Kathy Perkins, director of Pinellas County Emergency Management, briefed the Board of County Commissioners on Aug. 14 on post-2024 recovery, ongoing shelter and special-needs planning, and preparedness actions ahead of the seasonal peak. "We had our final coordination call with FEMA for their direct housing program," Perkins said, reporting that FEMA assistance has placed 277 families in direct housing and that 39 of those have transitioned to permanent solutions; the program will run through Sept. 2026.
Perkins told commissioners that outreach efforts have expanded since the storms: emergency management held 184 public events in the fiscal year and reached roughly 20,750 people, double last year’s outreach. New initiatives this year include a Hispanic outreach event with Spanish-language materials and a deaf-access event conducted with the Family Center of Deafness. The county has also distributed more than 125,000 printed hurricane guides and an additional 20,000 through a schools partnership; staff purchased 10,000 additional guides after demand exceeded supply.
Perkins described shelter planning and special-needs support: the county maintains general-population, pet-friendly and special-needs shelters and asked residents to register for transportation or medical assistance on disaster.pinellas.gov. The county’s special-needs registry and case management will continue to follow FEMA direct-housing clients with 30-day check-ins. The emergency-management office reported producing shelter task-force training, 12 shelter training sessions with roughly 445 participants, and a just-in-time shelter training video for on-call staff.

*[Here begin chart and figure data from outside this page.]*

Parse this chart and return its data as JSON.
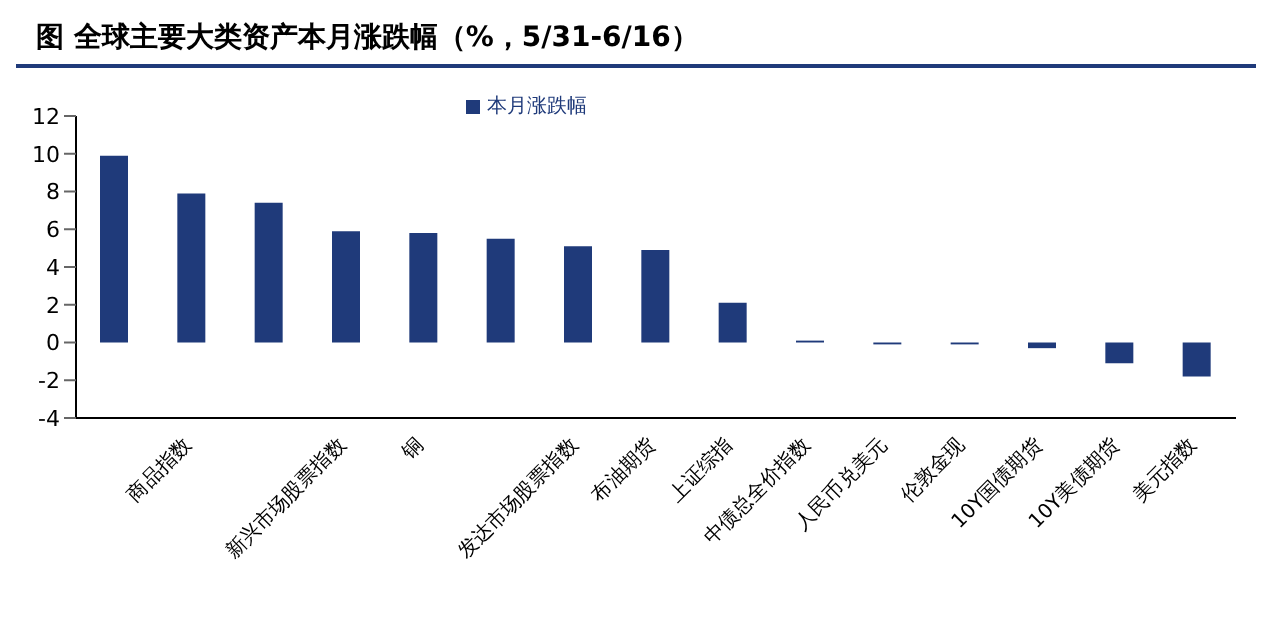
{
  "chart_data": {
    "type": "bar",
    "title": "图    全球主要大类资产本月涨跌幅（%，5/31-6/16）",
    "categories": [
      null,
      "商品指数",
      null,
      "新兴市场股票指数",
      "铜",
      null,
      "发达市场股票指数",
      "布油期货",
      "上证综指",
      "中债总全价指数",
      "人民币兑美元",
      "伦敦金现",
      "10Y国债期货",
      "10Y美债期货",
      "美元指数"
    ],
    "series": [
      {
        "name": "本月涨跌幅",
        "color": "#1f3a7a",
        "values": [
          9.9,
          7.9,
          7.4,
          5.9,
          5.8,
          5.5,
          5.1,
          4.9,
          2.1,
          0.1,
          -0.1,
          -0.1,
          -0.3,
          -1.1,
          -1.8
        ]
      }
    ],
    "ylim": [
      -4,
      12
    ],
    "yticks": [
      -4,
      -2,
      0,
      2,
      4,
      6,
      8,
      10,
      12
    ],
    "grid": false,
    "legend": "top"
  }
}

On state law and planning, Perkins flagged Senate Bill 180, which includes provisions affecting local preparedness and public information. Staff are updating county web pages and await Florida Division of Emergency Management guidance on new training requirements for elected officials, municipalities and public-works personnel; the county also plans to provide municipalities with templates for comprehensive emergency management plans. Perkins said a draft update to the county’s comprehensive emergency management plan will be provided to the Board for review by Aug. 22 and submitted to the state by Oct. 6, with adoption planned in January–February.

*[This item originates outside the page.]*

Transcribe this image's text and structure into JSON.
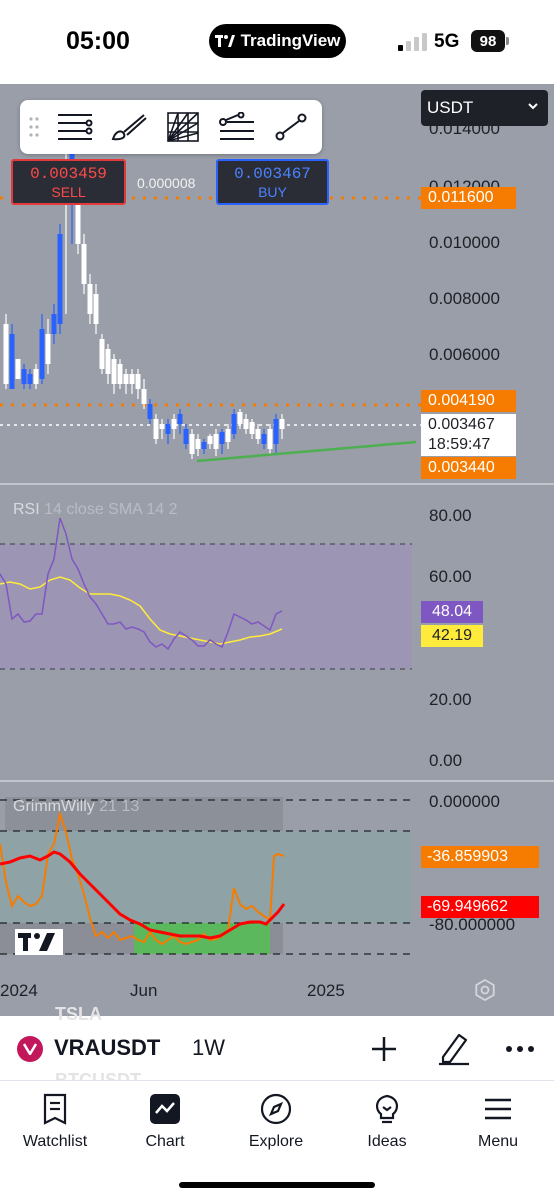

Perkins described new operational integrations: the county is working with Duke Energy to import outage and gauge layers, integrating utility and wastewater provider data to better track critical-facility impacts (traffic signals, hospitals, nursing homes) and exploring a real-time flood-forecasting dashboard. She noted recent severe-weather events this summer, including a tornado and a localized strong wind event the National Weather Service called a “gustnado.”
Commissioners asked how to increase resident registration for Alert Pinellas and Ready Pinellas; Perkins urged the board to promote Alert Pinellas and the Ready Pinellas app and noted that the county issued 171 Alert Pinellas notifications last year. She reiterated that shelters and public transportation are available for residents who cannot stay with friends or family during an evacuation.
Ending: Perkins said the county will continue mitigation expos, targeted outreach to mobile-home communities and work with municipalities to improve regional preparedness; no formal policy decisions were made at the Aug. 14 work session.